As in the link there was a more efficient solution than the recursion
http://en.wikipedia.org/wiki/Flood_fill
Flood-fill (node, target-color, replacement-color):
1. If target-color is equal to replacement-color, return.
2. Set Q to the empty queue.
3. Add node to the end of Q.
4. While Q is not empty:
5. Set n equal to the last element of Q.
6. Remove last element from Q.
7. If the color of n is equal to target-color:
8. Set the color of n to replacement-color.

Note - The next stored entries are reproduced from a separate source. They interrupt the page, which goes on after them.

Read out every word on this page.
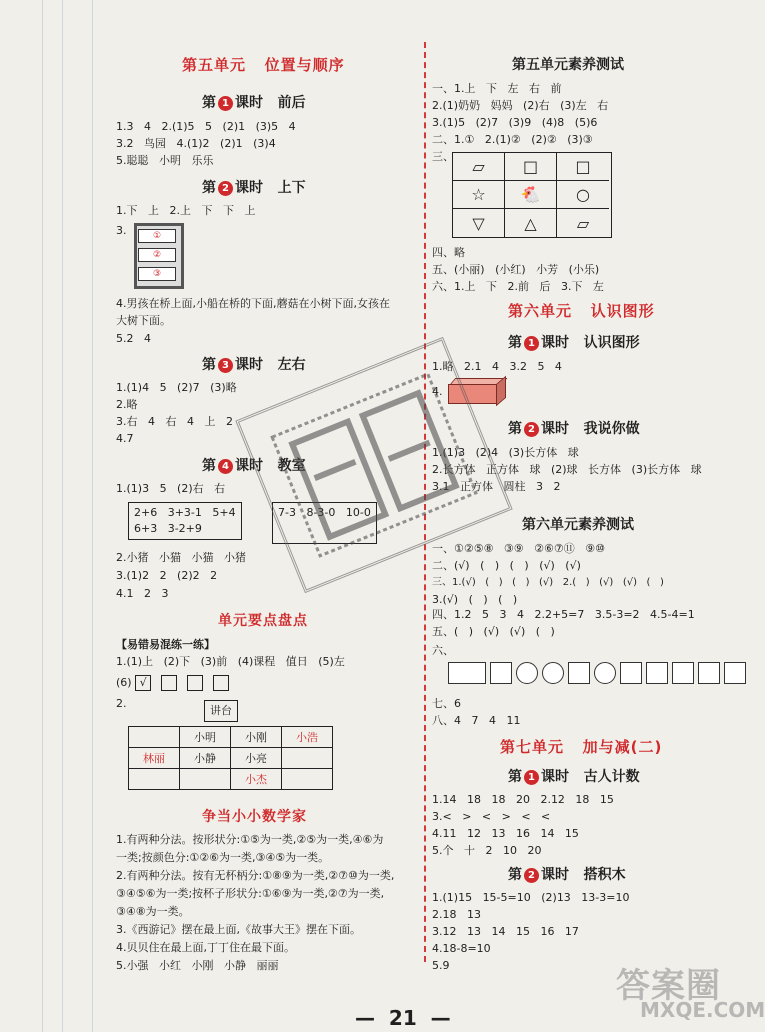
第五单元   位置与顺序
第 1 课时   前后
1.3   4   2.(1)5   5   (2)1   (3)5   4
3.2   鸟园   4.(1)2   (2)1   (3)4
5.聪聪   小明   乐乐
第 2 课时   上下
1.下   上   2.上   下   下   上
3.	①
②
③
4.男孩在桥上面,小船在桥的下面,蘑菇在小树下面,女孩在
大树下面。
5.2   4
第 3 课时   左右
1.(1)4   5   (2)7   (3)略
2.略
3.右   4   右   4   上   2
4.7
第 4 课时   教室
1.(1)3   5   (2)右   右
2+6   3+3-1   5+4
6+3   3-2+9
7-3   8-3-0   10-0
2.小猪   小猫   小猫   小猪
3.(1)2   2   (2)2   2
4.1   2   3
单元要点盘点
【易错易混练一练】
1.(1)上   (2)下   (3)前   (4)课程   值日   (5)左
(6) √
2.
讲台
	小明	小刚	小浩
林丽	小静	小亮	
		小杰	
争当小小数学家
1.有两种分法。按形状分:①⑤为一类,②⑤为一类,④⑥为
一类;按颜色分:①②⑥为一类,③④⑤为一类。
2.有两种分法。按有无杯柄分:①⑧⑨为一类,②⑦⑩为一类,
③④⑤⑥为一类;按杯子形状分:①⑥⑨为一类,②⑦为一类,
③④⑧为一类。
3.《西游记》摆在最上面,《故事大王》摆在下面。
4.贝贝住在最上面,丁丁住在最下面。
5.小强   小红   小刚   小静   丽丽
第五单元素养测试
一、1.上   下   左   右   前
2.(1)奶奶   妈妈   (2)右   (3)左   右
3.(1)5   (2)7   (3)9   (4)8   (5)6
二、1.①   2.(1)②   (2)②   (3)③
三、
▱	□	□
☆	🐔	○
▽	△	▱
四、略
五、(小丽)   (小红)   小芳   (小乐)
六、1.上   下   2.前   后   3.下   左
第六单元   认识图形
第 1 课时   认识图形
1.略   2.1   4   3.2   5   4
4.
第 2 课时   我说你做
1.(1)3   (2)4   (3)长方体   球
2.长方体   正方体   球   (2)球   长方体   (3)长方体   球
3.1   正方体   圆柱   3   2
第六单元素养测试
一、①②⑤⑧   ③⑨   ②⑥⑦⑪   ⑨⑩
二、(√)   (   )   (   )   (√)   (√)
三、1.(√)   (   )   (   )   (√)   2.(   )   (√)   (√)   (   )
3.(√)   (   )   (   )
四、1.2   5   3   4   2.2+5=7   3.5-3=2   4.5-4=1
五、(   )   (√)   (√)   (   )
六、
七、6
八、4   7   4   11
第七单元   加与减(二)
第 1 课时   古人计数
1.14   18   18   20   2.12   18   15
3.<   >   <   >   <   <
4.11   12   13   16   14   15
5.个   十   2   10   20
第 2 课时   搭积木
1.(1)15   15-5=10   (2)13   13-3=10
2.18   13
3.12   13   14   15   16   17
4.18-8=10
5.9
—  21  —
答案圈
MXQE.COM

9. Add west node to end of Q.
10. Add east node to end of Q.
11. Add north node to end of Q.
12. Add south node to end of Q.
13. Return.
This is my first attempt at transforming the pseudo code to C++:
std::deque<char> myqueue;
void Region(int x,int y,char newC,char c)
{
char n;
if(c==newC)return;
myqueue.empty();
myqueue.push_back(arr[y][x]);
while (myqueue.size()!=0)
{
n=myqueue.back();
myqueue.pop_back();
if(n==c)
{
n=newC;
if(x-1>0) myqueue.push_back(arr[y][x-1]);
if(y-1>0) myqueue.push_back(arr[y-1][x]);
if(x+1<=M) myqueue.push_back(arr[y][x+1]);
if(y+1<=N) myqueue.push_back(arr[y+1][x]);
}
}
}